KEED
- Eugene, Oregon; United States;
- Broadcast area: Eugene and Vicinity
- Frequency: 1450 kHz
- Branding: Classic Country KEED AM

Programming
- Format: Classic country

Ownership
- Owner: Mielke Broadcasting Group
- Sister stations: KKNX

History
- First air date: 1954
- Former call signs: KRGA (1954–1955); KEED (1955–1985); KRXX (1985–1987); KKXO (1987–2004); KOPT (2004–2005); KLZS (2005–2017);

Technical information
- Licensing authority: FCC
- Facility ID: 40889
- Class: C
- Power: 1,000 watts
- Transmitter coordinates: 44°4′53.4″N 123°6′38.3″W﻿ / ﻿44.081500°N 123.110639°W
- Translator: 104.3 K282CA (Eugene)

Links
- Public license information: Public file; LMS;
- Webcast: Listen Live
- Website: keed1450.com

= KEED =

Radio station in Eugene, Oregon, United States

KEED (1450 AM) is a commercial radio station licensed to Eugene, Oregon, United States. The station is owned by Mielke Broadcasting Group.

==History==
According to Federal Communications Commission (FCC) records, KEED (Facility ID #40889) dates back to 1927. However, because the station inherited the KEED call sign in a 1966 call letter swap with the original KEED, it has traditionally traced its history to the debut of the original KEED in 1954.

===Original KEED on AM 1050===

In 1954, a new station in Eugene on AM 1050, with the call letters KRGA, was licensed to W. Gordon Allen. This station changed its call sign to KEED the next year.

===1966 call letter swap of KORE and KEED===

In November 1966, the call signs of KORE and KEED were swapped, with AM 1450 changed to KEED from KORE, while AM 1050 changed to KORE from KEED.

The station on AM 1450 changed its call sign to KLZS on April 22, 2005. As KLZS, for several years, the station broadcast a Spanish language sports radio format branded as "ESPN Deportes 1450" to the greater Eugene area as an ESPN Deportes Radio affiliate. This programming was aired in conjunction with sister station KXPD (1040 AM) in Portland, Oregon. On November 15, 2009, KLZS switched to a satellite-fed English language smooth jazz music format branded as "Smooth Jazz Network" from Broadcast Architecture.

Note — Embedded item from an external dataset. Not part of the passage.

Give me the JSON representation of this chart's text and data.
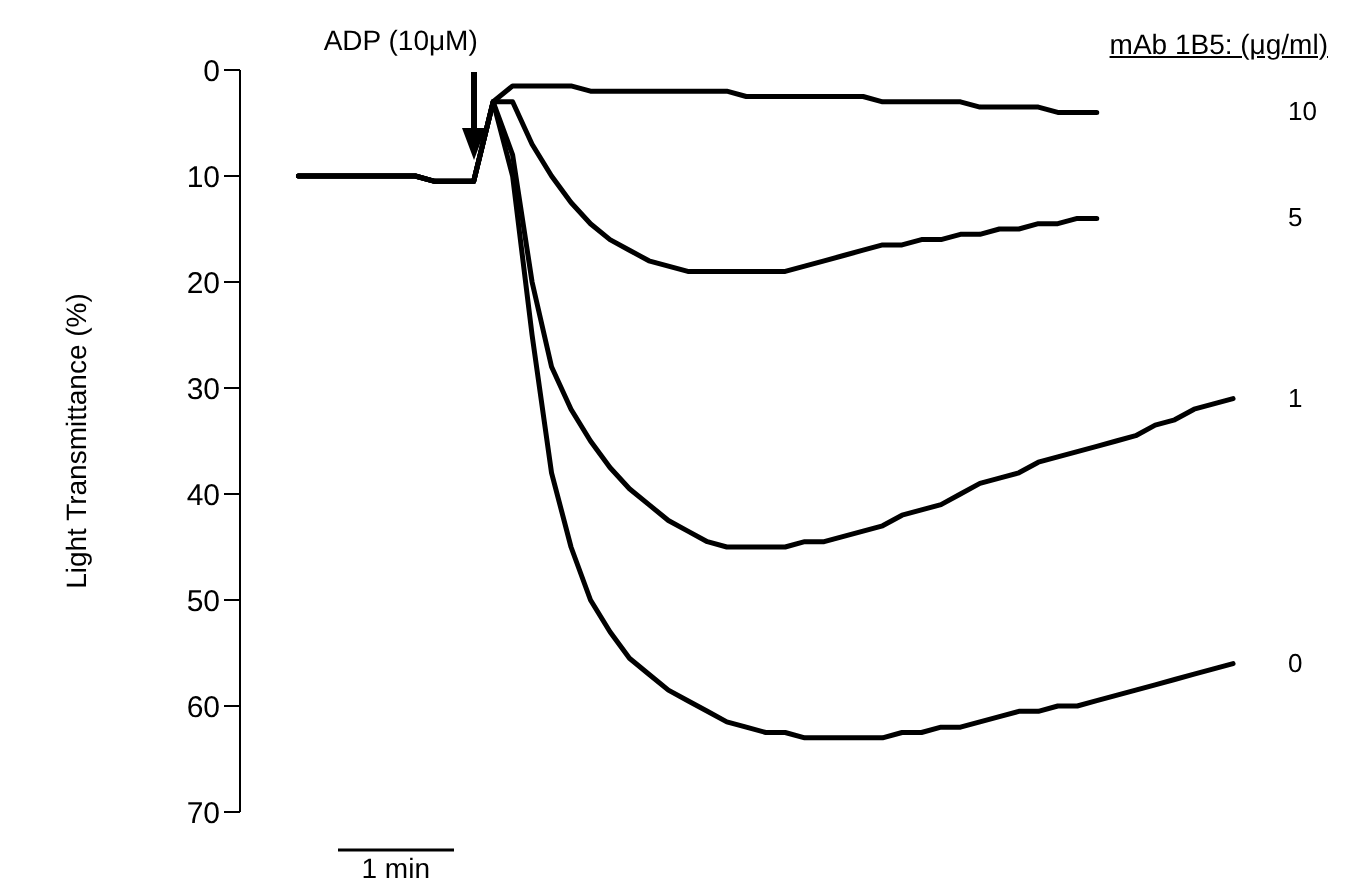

On December 30, 2009, KLZS went off the air citing "substantial decreases in its revenue flow" over the past three years. In its application to the FCC for special temporary authority to remain silent, the station's license holder claimed that "losses have reached the point that the station no longer generates sufficient funds to pay operating expenses" and that the company is seeking to either sell the station or refinance and return to operation. The FCC granted the station authority to remain silent on March 4, 2010. The station returned to the air on May 11, 2010, broadcasting an oldies format as a simulcast of KKNX (840 AM, "Radio 84").

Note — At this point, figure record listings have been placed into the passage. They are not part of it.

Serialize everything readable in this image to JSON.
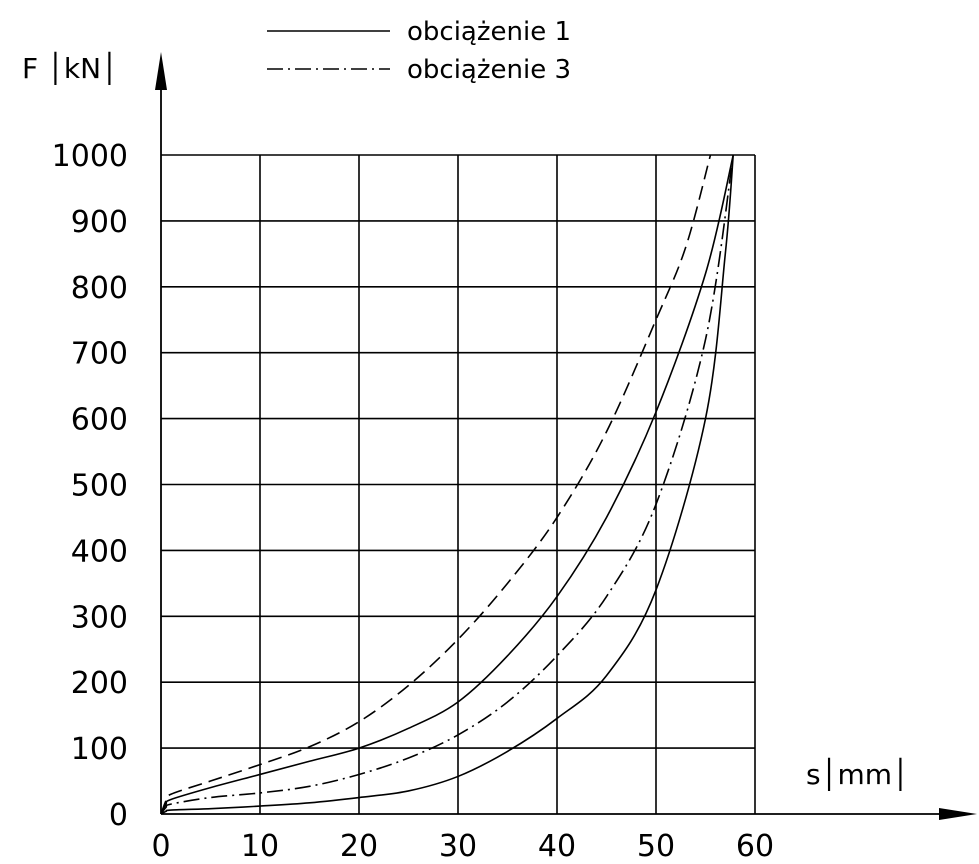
{
  "chart_data": {
    "type": "line",
    "title": "",
    "xlabel": "s│mm│",
    "ylabel": "F │kN│",
    "xlim": [
      0,
      60
    ],
    "ylim": [
      0,
      1000
    ],
    "x_ticks": [
      "0",
      "10",
      "20",
      "30",
      "40",
      "50",
      "60"
    ],
    "y_ticks": [
      "0",
      "100",
      "200",
      "300",
      "400",
      "500",
      "600",
      "700",
      "800",
      "900",
      "1000"
    ],
    "grid": true,
    "legend_position": "top-center",
    "legend": [
      {
        "label": "obciążenie 1",
        "style": "solid"
      },
      {
        "label": "obciążenie 3",
        "style": "dashdot"
      }
    ],
    "series": [
      {
        "style": "dashed",
        "points": [
          [
            0,
            0
          ],
          [
            0.5,
            20
          ],
          [
            1,
            30
          ],
          [
            5,
            50
          ],
          [
            10,
            75
          ],
          [
            15,
            102
          ],
          [
            20,
            140
          ],
          [
            25,
            195
          ],
          [
            30,
            265
          ],
          [
            35,
            350
          ],
          [
            40,
            450
          ],
          [
            45,
            580
          ],
          [
            50,
            750
          ],
          [
            53,
            860
          ],
          [
            55.5,
            1000
          ]
        ]
      },
      {
        "style": "solid",
        "points": [
          [
            0,
            0
          ],
          [
            0.5,
            15
          ],
          [
            1,
            22
          ],
          [
            5,
            40
          ],
          [
            10,
            60
          ],
          [
            15,
            80
          ],
          [
            20,
            100
          ],
          [
            25,
            130
          ],
          [
            30,
            170
          ],
          [
            35,
            240
          ],
          [
            40,
            330
          ],
          [
            45,
            450
          ],
          [
            50,
            610
          ],
          [
            55,
            820
          ],
          [
            57.8,
            1000
          ]
        ]
      },
      {
        "style": "dashdot",
        "points": [
          [
            0,
            0
          ],
          [
            0.5,
            10
          ],
          [
            1,
            15
          ],
          [
            5,
            25
          ],
          [
            10,
            32
          ],
          [
            15,
            42
          ],
          [
            20,
            60
          ],
          [
            25,
            85
          ],
          [
            30,
            120
          ],
          [
            35,
            170
          ],
          [
            40,
            240
          ],
          [
            45,
            330
          ],
          [
            50,
            470
          ],
          [
            55,
            720
          ],
          [
            57.8,
            1000
          ]
        ]
      },
      {
        "style": "solid",
        "points": [
          [
            0,
            0
          ],
          [
            0.5,
            4
          ],
          [
            1,
            6
          ],
          [
            5,
            8
          ],
          [
            10,
            12
          ],
          [
            15,
            17
          ],
          [
            20,
            25
          ],
          [
            25,
            35
          ],
          [
            30,
            57
          ],
          [
            35,
            95
          ],
          [
            40,
            145
          ],
          [
            45,
            210
          ],
          [
            50,
            340
          ],
          [
            55,
            600
          ],
          [
            57,
            850
          ],
          [
            57.8,
            1000
          ]
        ]
      }
    ]
  }
}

In December 2011, Churchill Media, LLC, applied to the FCC to transfer KLZS and sister station KXOR to "Arlie & Company". Both companies were wholly owned by Suzanne K. Arlie and the transfer was made as a "business reorganization". The FCC approved the move on December 29, 2011, and formal consummation of the transaction took place the same day.

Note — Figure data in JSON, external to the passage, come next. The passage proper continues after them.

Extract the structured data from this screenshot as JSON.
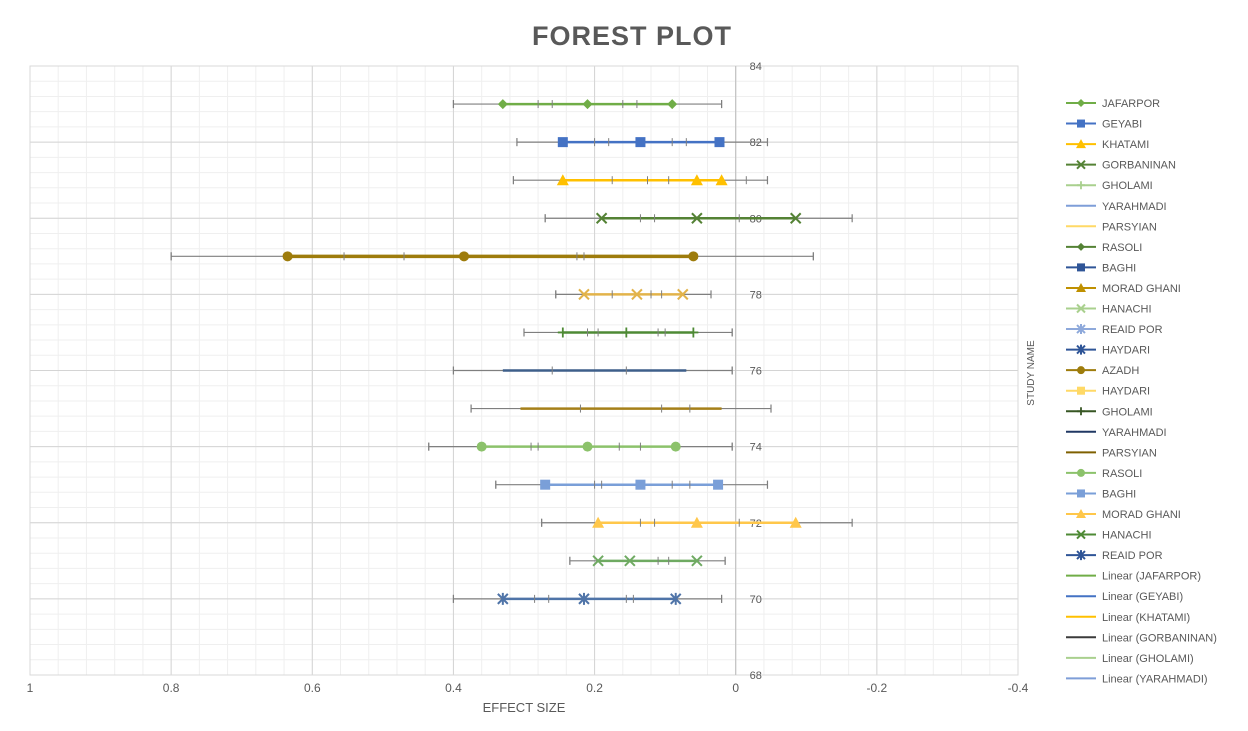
{
  "chart_data": {
    "type": "scatter",
    "title": "FOREST PLOT",
    "xlabel": "EFFECT SIZE",
    "ylabel": "STUDY NAME",
    "xlim": [
      1,
      -0.4
    ],
    "ylim": [
      68,
      84
    ],
    "x_ticks": [
      "1",
      "0.8",
      "0.6",
      "0.4",
      "0.2",
      "0",
      "-0.2",
      "-0.4"
    ],
    "x_tick_values": [
      1,
      0.8,
      0.6,
      0.4,
      0.2,
      0,
      -0.2,
      -0.4
    ],
    "y_ticks": [
      "84",
      "82",
      "80",
      "78",
      "76",
      "74",
      "72",
      "70",
      "68"
    ],
    "y_tick_values": [
      84,
      82,
      80,
      78,
      76,
      74,
      72,
      70,
      68
    ],
    "grid": true,
    "legend_position": "right",
    "rows": [
      {
        "y": 83,
        "color": "#70AD47",
        "marker": "diamond",
        "line": [
          0.33,
          0.09
        ],
        "ci": [
          0.4,
          0.02
        ],
        "points": [
          0.33,
          0.21,
          0.09
        ],
        "ticks": [
          0.4,
          0.28,
          0.26,
          0.16,
          0.14,
          0.02
        ]
      },
      {
        "y": 82,
        "color": "#4472C4",
        "marker": "square",
        "line": [
          0.245,
          0.023
        ],
        "ci": [
          0.31,
          -0.045
        ],
        "points": [
          0.245,
          0.135,
          0.023
        ],
        "ticks": [
          0.31,
          0.2,
          0.18,
          0.09,
          0.07,
          -0.045
        ]
      },
      {
        "y": 81,
        "color": "#FFC000",
        "marker": "triangle",
        "line": [
          0.245,
          0.02
        ],
        "ci": [
          0.315,
          -0.045
        ],
        "points": [
          0.245,
          0.055,
          0.02
        ],
        "ticks": [
          0.315,
          0.175,
          0.125,
          0.095,
          -0.015,
          -0.045
        ]
      },
      {
        "y": 80,
        "color": "#548235",
        "marker": "x",
        "line": [
          0.19,
          -0.085
        ],
        "ci": [
          0.27,
          -0.165
        ],
        "points": [
          0.19,
          0.055,
          -0.085
        ],
        "ticks": [
          0.27,
          0.135,
          0.115,
          -0.005
        ]
      },
      {
        "y": 79,
        "color": "#9E7C0C",
        "marker": "circle",
        "lineWidth": 3.5,
        "line": [
          0.635,
          0.06
        ],
        "ci": [
          0.8,
          -0.11
        ],
        "points": [
          0.635,
          0.385,
          0.06
        ],
        "ticks": [
          0.8,
          0.555,
          0.47,
          0.225,
          0.215,
          -0.11
        ]
      },
      {
        "y": 78,
        "color": "#E2B34A",
        "marker": "x",
        "line": [
          0.215,
          0.075
        ],
        "ci": [
          0.255,
          0.035
        ],
        "points": [
          0.215,
          0.14,
          0.075
        ],
        "ticks": [
          0.255,
          0.175,
          0.12,
          0.105
        ]
      },
      {
        "y": 77,
        "color": "#4E8A35",
        "marker": "plus",
        "line": [
          0.245,
          0.06
        ],
        "ci": [
          0.3,
          0.005
        ],
        "points": [
          0.245,
          0.155,
          0.06
        ],
        "ticks": [
          0.3,
          0.21,
          0.195,
          0.11,
          0.1,
          0.005
        ]
      },
      {
        "y": 76,
        "color": "#3E5F8A",
        "marker": "none",
        "line": [
          0.33,
          0.07
        ],
        "ci": [
          0.4,
          0.005
        ],
        "points": [],
        "ticks": [
          0.4,
          0.26,
          0.155,
          0.005
        ]
      },
      {
        "y": 75,
        "color": "#A57F18",
        "marker": "none",
        "line": [
          0.305,
          0.02
        ],
        "ci": [
          0.375,
          -0.05
        ],
        "points": [],
        "ticks": [
          0.375,
          0.22,
          0.105,
          0.065,
          -0.05
        ]
      },
      {
        "y": 74,
        "color": "#8CC26B",
        "marker": "circle",
        "line": [
          0.36,
          0.085
        ],
        "ci": [
          0.435,
          0.005
        ],
        "points": [
          0.36,
          0.21,
          0.085
        ],
        "ticks": [
          0.435,
          0.29,
          0.28,
          0.165,
          0.135,
          0.005
        ]
      },
      {
        "y": 73,
        "color": "#7A9FD8",
        "marker": "square",
        "line": [
          0.27,
          0.025
        ],
        "ci": [
          0.34,
          -0.045
        ],
        "points": [
          0.27,
          0.135,
          0.025
        ],
        "ticks": [
          0.34,
          0.2,
          0.19,
          0.09,
          0.065,
          -0.045
        ]
      },
      {
        "y": 72,
        "color": "#FFC74A",
        "marker": "triangle",
        "line": [
          0.195,
          -0.085
        ],
        "ci": [
          0.275,
          -0.165
        ],
        "points": [
          0.195,
          0.055,
          -0.085
        ],
        "ticks": [
          0.275,
          0.135,
          0.115,
          -0.005
        ]
      },
      {
        "y": 71,
        "color": "#6FAA62",
        "marker": "x",
        "line": [
          0.195,
          0.055
        ],
        "ci": [
          0.235,
          0.015
        ],
        "points": [
          0.195,
          0.15,
          0.055
        ],
        "ticks": [
          0.235,
          0.11,
          0.095,
          0.015
        ]
      },
      {
        "y": 70,
        "color": "#4F74A8",
        "marker": "star",
        "line": [
          0.33,
          0.085
        ],
        "ci": [
          0.4,
          0.02
        ],
        "points": [
          0.33,
          0.215,
          0.085
        ],
        "ticks": [
          0.4,
          0.285,
          0.265,
          0.155,
          0.145,
          0.02
        ]
      }
    ],
    "legend": [
      {
        "name": "JAFARPOR",
        "color": "#70AD47",
        "marker": "diamond"
      },
      {
        "name": "GEYABI",
        "color": "#4472C4",
        "marker": "square"
      },
      {
        "name": "KHATAMI",
        "color": "#FFC000",
        "marker": "triangle"
      },
      {
        "name": "GORBANINAN",
        "color": "#548235",
        "marker": "x"
      },
      {
        "name": "GHOLAMI",
        "color": "#A9D08E",
        "marker": "plus"
      },
      {
        "name": "YARAHMADI",
        "color": "#7E9ED8",
        "marker": "none"
      },
      {
        "name": "PARSYIAN",
        "color": "#FFD966",
        "marker": "none"
      },
      {
        "name": "RASOLI",
        "color": "#548235",
        "marker": "diamond"
      },
      {
        "name": "BAGHI",
        "color": "#2F5597",
        "marker": "square"
      },
      {
        "name": "MORAD GHANI",
        "color": "#BF9000",
        "marker": "triangle"
      },
      {
        "name": "HANACHI",
        "color": "#A9D08E",
        "marker": "x"
      },
      {
        "name": "REAID POR",
        "color": "#8EA9DB",
        "marker": "star"
      },
      {
        "name": "HAYDARI",
        "color": "#2F5597",
        "marker": "star"
      },
      {
        "name": "AZADH",
        "color": "#9E7C0C",
        "marker": "circle"
      },
      {
        "name": "HAYDARI",
        "color": "#FFD966",
        "marker": "square"
      },
      {
        "name": "GHOLAMI",
        "color": "#375623",
        "marker": "plus"
      },
      {
        "name": "YARAHMADI",
        "color": "#203864",
        "marker": "none"
      },
      {
        "name": "PARSYIAN",
        "color": "#7F6000",
        "marker": "none"
      },
      {
        "name": "RASOLI",
        "color": "#8CC26B",
        "marker": "circle"
      },
      {
        "name": "BAGHI",
        "color": "#7A9FD8",
        "marker": "square"
      },
      {
        "name": "MORAD GHANI",
        "color": "#FFC74A",
        "marker": "triangle"
      },
      {
        "name": "HANACHI",
        "color": "#4E8A35",
        "marker": "x"
      },
      {
        "name": "REAID POR",
        "color": "#2F5597",
        "marker": "star"
      },
      {
        "name": "Linear (JAFARPOR)",
        "color": "#70AD47",
        "marker": "none"
      },
      {
        "name": "Linear (GEYABI)",
        "color": "#4472C4",
        "marker": "none"
      },
      {
        "name": "Linear (KHATAMI)",
        "color": "#FFC000",
        "marker": "none"
      },
      {
        "name": "Linear (GORBANINAN)",
        "color": "#3B3B3B",
        "marker": "none"
      },
      {
        "name": "Linear (GHOLAMI)",
        "color": "#A9D08E",
        "marker": "none"
      },
      {
        "name": "Linear (YARAHMADI)",
        "color": "#7E9ED8",
        "marker": "none"
      }
    ]
  }
}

Beginning November 1, 2012, KLZS broadcast a comedy format under the name "All Comedy 1450". The station broadcast a mix of stand up and interviews from the All Comedy Radio Network and local programming with professional comedians from the Eugene-Springfield area. Effective January 15, 2013, KLZS was purchased by Eugene Comedy Radio.

On June 14, 2017, KLZS went silent. Effective July 28, 2017, Eugene Comedy Radio sold KLZS to Mielke Broadcasting Group for $226,000. Mielke changed the station's call sign to its earlier KEED on August 1, 2017. The next day, KEED returned to the air with a simulcast of oldies-formatted KKNX 840 AM. On August 7, 2017, KEED changed their format to classic country.